“La casa”: serie de evocativas y poéticas viñetas experimentales
Primero fue «El árbol». Lo había plantado el padre en la vereda, el mismo día que nació su primer hijo. Ahora está seco y puede caerse encima de alguien. Lo que le cae al padre, sin que nadie necesite explicarlo, es la conciencia de los años. Después, «Elegía de abril», melancólico encuentro con una obra del abuelo ya muerto, inútilmente guardada y olvidada en una pieza durante medio siglo. Ahora es «La casa». Con ella cierra Gustavo Fontán una trilogía sobre su hogar paterno, allá en Banfield. El hogar perdido. Como el árbol, la casa tampoco existe más.
Lo que acá vemos es, precisamente, una serie de viñetas del adiós. No a las personas que vivieron en ella, sino al piso gastado, la luz sobre la pared a cierta hora de la tarde, las manchas, el eco de los sonidos que la habitaron: la campanada de un reloj, la cajita de música. También, los ecos de algunas imágenes perdidas: la gallina que se metió desde el patio, alguien tocando el acordeón visto desde abajo, como si fuera el recuerdo de un niño (y le surge el músico, pero no la música). Otro recuerdo, el niño que alguien alza para que pueda tocar los caireles de la araña, que en ese momento reflejaban el sol con distintos colores.
Ahora la araña no está más. Lo primero que vemos son los cables como yuyos colgando sin sentido. Debajo estaría la mesa familiar. Pero arriba ya están golpeando el techo con la maza, ya cae el techo, sigue la maza por las paredes, viene la topadora. Esas y otras imágenes, y otros sonidos en relación a jirones de recuerdos y fragmentos del presente que empieza a irse, componen la obra, un mediometraje que es casi un bonus de las anteriores, un epílogo. Pocas cosas más podemos ver.
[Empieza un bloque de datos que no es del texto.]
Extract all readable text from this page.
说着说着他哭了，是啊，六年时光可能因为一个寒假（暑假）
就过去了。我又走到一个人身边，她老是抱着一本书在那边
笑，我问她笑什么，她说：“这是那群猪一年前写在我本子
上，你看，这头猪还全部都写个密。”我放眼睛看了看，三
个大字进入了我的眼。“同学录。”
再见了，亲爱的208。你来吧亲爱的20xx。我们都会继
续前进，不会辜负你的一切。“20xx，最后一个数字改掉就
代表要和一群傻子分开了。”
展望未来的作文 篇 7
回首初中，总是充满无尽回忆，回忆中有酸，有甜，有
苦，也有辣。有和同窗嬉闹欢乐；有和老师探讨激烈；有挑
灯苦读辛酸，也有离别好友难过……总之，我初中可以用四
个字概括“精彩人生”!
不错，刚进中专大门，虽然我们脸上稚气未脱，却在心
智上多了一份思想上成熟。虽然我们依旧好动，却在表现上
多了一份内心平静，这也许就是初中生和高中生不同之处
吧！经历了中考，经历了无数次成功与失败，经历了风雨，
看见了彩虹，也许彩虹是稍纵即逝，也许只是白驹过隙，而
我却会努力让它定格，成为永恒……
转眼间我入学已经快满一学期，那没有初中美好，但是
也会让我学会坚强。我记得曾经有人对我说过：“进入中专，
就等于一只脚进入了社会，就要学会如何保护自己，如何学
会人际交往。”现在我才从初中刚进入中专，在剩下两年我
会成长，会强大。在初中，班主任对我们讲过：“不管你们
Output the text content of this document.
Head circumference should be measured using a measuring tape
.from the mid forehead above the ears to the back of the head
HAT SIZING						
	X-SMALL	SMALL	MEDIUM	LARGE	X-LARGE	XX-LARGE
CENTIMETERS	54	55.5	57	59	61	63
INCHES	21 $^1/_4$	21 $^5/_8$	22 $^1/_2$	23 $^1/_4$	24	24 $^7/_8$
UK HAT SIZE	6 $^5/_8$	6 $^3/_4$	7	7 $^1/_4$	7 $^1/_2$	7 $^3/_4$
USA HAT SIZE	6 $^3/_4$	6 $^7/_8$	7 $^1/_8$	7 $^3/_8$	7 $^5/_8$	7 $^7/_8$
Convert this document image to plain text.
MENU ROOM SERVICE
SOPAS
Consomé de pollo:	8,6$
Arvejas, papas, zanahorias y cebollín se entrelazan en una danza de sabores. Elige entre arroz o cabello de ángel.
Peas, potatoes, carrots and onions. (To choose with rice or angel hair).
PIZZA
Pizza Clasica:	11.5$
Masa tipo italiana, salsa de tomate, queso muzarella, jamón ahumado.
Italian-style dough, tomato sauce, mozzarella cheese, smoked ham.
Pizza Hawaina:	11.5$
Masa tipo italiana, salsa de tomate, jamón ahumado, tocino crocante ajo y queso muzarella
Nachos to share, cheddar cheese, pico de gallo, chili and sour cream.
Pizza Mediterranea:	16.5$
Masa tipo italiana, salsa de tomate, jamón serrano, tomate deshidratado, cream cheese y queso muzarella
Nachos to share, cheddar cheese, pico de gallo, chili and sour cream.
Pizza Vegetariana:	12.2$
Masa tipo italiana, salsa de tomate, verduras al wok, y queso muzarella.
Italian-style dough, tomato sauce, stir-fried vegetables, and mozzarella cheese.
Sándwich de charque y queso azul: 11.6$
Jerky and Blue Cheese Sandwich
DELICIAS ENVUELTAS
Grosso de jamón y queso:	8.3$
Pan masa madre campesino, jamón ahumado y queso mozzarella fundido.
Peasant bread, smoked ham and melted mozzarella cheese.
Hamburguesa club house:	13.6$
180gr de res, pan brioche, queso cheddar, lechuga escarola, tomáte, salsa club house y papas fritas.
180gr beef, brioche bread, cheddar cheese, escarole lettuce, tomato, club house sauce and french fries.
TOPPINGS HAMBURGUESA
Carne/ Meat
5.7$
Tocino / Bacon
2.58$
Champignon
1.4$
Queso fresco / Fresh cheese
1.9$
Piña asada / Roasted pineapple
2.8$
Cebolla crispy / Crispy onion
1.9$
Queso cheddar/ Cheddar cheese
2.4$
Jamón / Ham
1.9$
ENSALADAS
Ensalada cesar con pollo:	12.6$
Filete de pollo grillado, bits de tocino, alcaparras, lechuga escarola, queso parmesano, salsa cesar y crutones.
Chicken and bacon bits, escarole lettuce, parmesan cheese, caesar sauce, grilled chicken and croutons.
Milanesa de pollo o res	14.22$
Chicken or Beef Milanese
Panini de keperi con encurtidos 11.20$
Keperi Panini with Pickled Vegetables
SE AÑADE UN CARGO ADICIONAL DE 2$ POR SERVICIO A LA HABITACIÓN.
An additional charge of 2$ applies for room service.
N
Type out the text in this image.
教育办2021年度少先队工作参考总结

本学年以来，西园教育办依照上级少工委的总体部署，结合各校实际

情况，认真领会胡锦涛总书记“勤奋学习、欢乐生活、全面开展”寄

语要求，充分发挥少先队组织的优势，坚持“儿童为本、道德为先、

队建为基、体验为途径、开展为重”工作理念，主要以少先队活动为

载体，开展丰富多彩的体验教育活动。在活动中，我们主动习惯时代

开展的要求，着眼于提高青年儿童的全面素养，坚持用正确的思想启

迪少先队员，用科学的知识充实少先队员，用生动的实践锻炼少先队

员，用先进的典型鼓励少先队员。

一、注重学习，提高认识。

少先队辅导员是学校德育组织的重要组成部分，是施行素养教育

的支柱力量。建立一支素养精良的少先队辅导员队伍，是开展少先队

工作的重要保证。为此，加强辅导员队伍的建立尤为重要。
Varias de ellas provocan nuestros propios recuerdos. Esa es la intención.
Y cuando todo es ya un polvoriento montón de bloques de ladrillos descompuestos por el suelo, la cámara se eleva y se queda mirando los árboles jóvenes plantados en el corazón de la manzana. Mecidas por el viento, las hojas susurran y parecen estar comentando los sucesos del día. ¿Hablan los árboles entre ellos?, se preguntaba Juan L. Ortiz, el viejo poeta lírico. Gustavo Fontán cree que si. Y lo mismo ha de creer Diego Poleri, su director de fotografía, que en este caso viene a ser como el tipógrafo más indicado de una imprenta artística, adonde un poeta entrega sus escritos para una cuidadosa edición de autor, de pocos ejemplares, y de íntima repercusión.